The proprietor of this joint is right out of central casting. He stands around 5 1/2 feet tall, thinning hair combed over his bald pate, gray mustache, white apron, and bifocals. He doesn’t talk so much as he grunts.
Two ballet posters hang on the wall. The ceiling is low, made of stained acoustic tiles, and the booths are covered in lithographed wood laminate like a fast food restaurant circa 1982. A guy sporting both a muscle shirt and a mullet just hit the counter. Beside me a couple carries on a loud conversation in Spanish. Behind the counter someone yells, “Slice!” and a mail carrier jumps up from one of the booths to fetch her lunch.

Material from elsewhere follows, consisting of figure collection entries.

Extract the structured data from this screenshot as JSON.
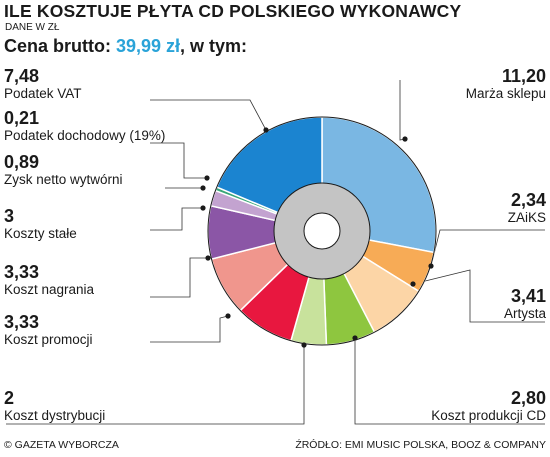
{
  "header": {
    "title": "ILE KOSZTUJE PŁYTA CD POLSKIEGO WYKONAWCY",
    "subtitle": "DANE W ZŁ",
    "price_prefix": "Cena brutto: ",
    "price_value": "39,99 zł",
    "price_suffix": ", w tym:"
  },
  "footer": {
    "left": "© GAZETA WYBORCZA",
    "right": "ŹRÓDŁO: EMI MUSIC POLSKA, BOOZ & COMPANY"
  },
  "chart_data": {
    "type": "pie",
    "title": "ILE KOSZTUJE PŁYTA CD POLSKIEGO WYKONAWCY",
    "subtitle": "DANE W ZŁ",
    "total": 39.99,
    "unit": "zł",
    "slices": [
      {
        "label": "Marża sklepu",
        "value_text": "11,20",
        "value": 11.2,
        "color": "#7ab7e3"
      },
      {
        "label": "ZAiKS",
        "value_text": "2,34",
        "value": 2.34,
        "color": "#f7ab56"
      },
      {
        "label": "Artysta",
        "value_text": "3,41",
        "value": 3.41,
        "color": "#fcd5a6"
      },
      {
        "label": "Koszt produkcji CD",
        "value_text": "2,80",
        "value": 2.8,
        "color": "#8ec63f"
      },
      {
        "label": "Koszt dystrybucji",
        "value_text": "2",
        "value": 2.0,
        "color": "#c8e29c"
      },
      {
        "label": "Koszt promocji",
        "value_text": "3,33",
        "value": 3.33,
        "color": "#e8173f"
      },
      {
        "label": "Koszt nagrania",
        "value_text": "3,33",
        "value": 3.33,
        "color": "#f0968d"
      },
      {
        "label": "Koszty stałe",
        "value_text": "3",
        "value": 3.0,
        "color": "#8b56a6"
      },
      {
        "label": "Zysk netto wytwórni",
        "value_text": "0,89",
        "value": 0.89,
        "color": "#c3a3d0"
      },
      {
        "label": "Podatek dochodowy (19%)",
        "value_text": "0,21",
        "value": 0.21,
        "color": "#39a678"
      },
      {
        "label": "Podatek VAT",
        "value_text": "7,48",
        "value": 7.48,
        "color": "#1b84d0"
      }
    ]
  }
}
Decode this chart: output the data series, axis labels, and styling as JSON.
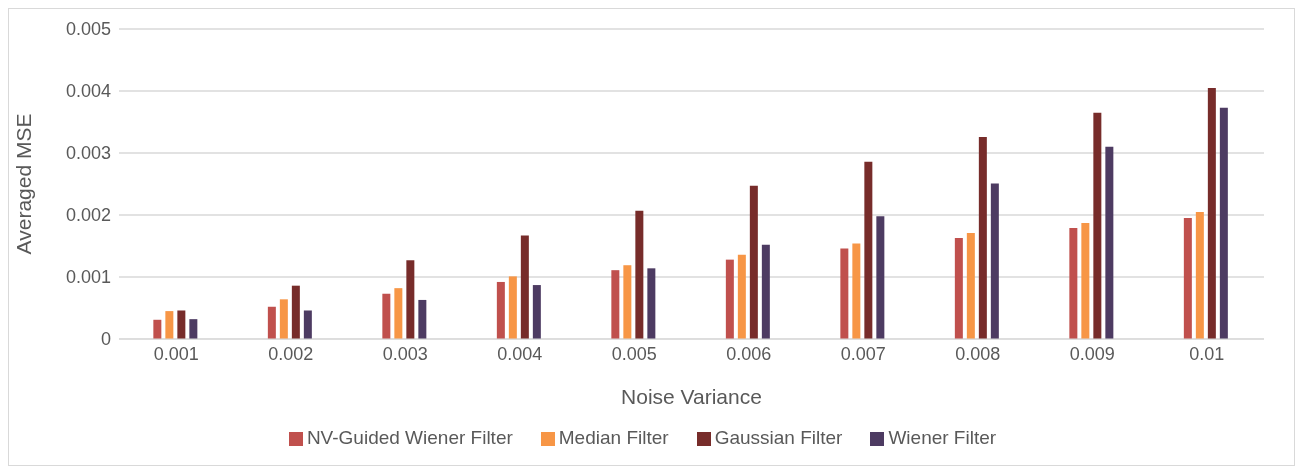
{
  "chart_data": {
    "type": "bar",
    "xlabel": "Noise Variance",
    "ylabel": "Averaged MSE",
    "categories": [
      "0.001",
      "0.002",
      "0.003",
      "0.004",
      "0.005",
      "0.006",
      "0.007",
      "0.008",
      "0.009",
      "0.01"
    ],
    "series": [
      {
        "name": "NV-Guided Wiener Filter",
        "color": "#c0504d",
        "values": [
          0.00031,
          0.00052,
          0.00073,
          0.00092,
          0.00111,
          0.00128,
          0.00146,
          0.00163,
          0.00179,
          0.00195
        ]
      },
      {
        "name": "Median Filter",
        "color": "#f79646",
        "values": [
          0.00045,
          0.00064,
          0.00082,
          0.00101,
          0.00119,
          0.00136,
          0.00154,
          0.00171,
          0.00187,
          0.00205
        ]
      },
      {
        "name": "Gaussian Filter",
        "color": "#772c2a",
        "values": [
          0.00046,
          0.00086,
          0.00127,
          0.00167,
          0.00207,
          0.00247,
          0.00286,
          0.00326,
          0.00365,
          0.00405
        ]
      },
      {
        "name": "Wiener Filter",
        "color": "#4d3b62",
        "values": [
          0.00032,
          0.00046,
          0.00063,
          0.00087,
          0.00114,
          0.00152,
          0.00198,
          0.00251,
          0.0031,
          0.00373
        ]
      }
    ],
    "ylim": [
      0,
      0.005
    ],
    "yticks": [
      0,
      0.001,
      0.002,
      0.003,
      0.004,
      0.005
    ],
    "grid": "y",
    "legend": "bottom"
  }
}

The cooler behind the counter is stocked with Miller Lite, Colt 45, Olde English, and Rolling Rock. An old timer sits in the far back corner of the dining room, fingers pinching an invisible cigarette. He has neither food nor drink.
The stromboli arrives with a similar shout: “Stromboli!” It is delicious, just like the ones that Luigi Cosenza made at his namesake pizzeria in the Spartanburg of my childhood. Modern English’s “I Melt With You” blares from the restaurant’s speakers. It probably played at Cosenza’s, too, 30 years ago.
The mail lady ordered a slice.
The mullet went with the cheese steak.
There is nothing special about this place, other than it has survived. It isn’t a Subway or a Sbarro, nor is it a gastro pub serving rosemary-infused gluten-free portabello and goat cheese artisanal strombolis. It is simple, straightforward, owned by a grouchy asshole who likes ballet and shows up at 5 every morning to fire up the oven and get the dough started.
I have romanticized this place simply by describing it. I have collected it, pinned it to a board like an angry butterfly. The stromboli is gone. I get up and leave, and no one notices.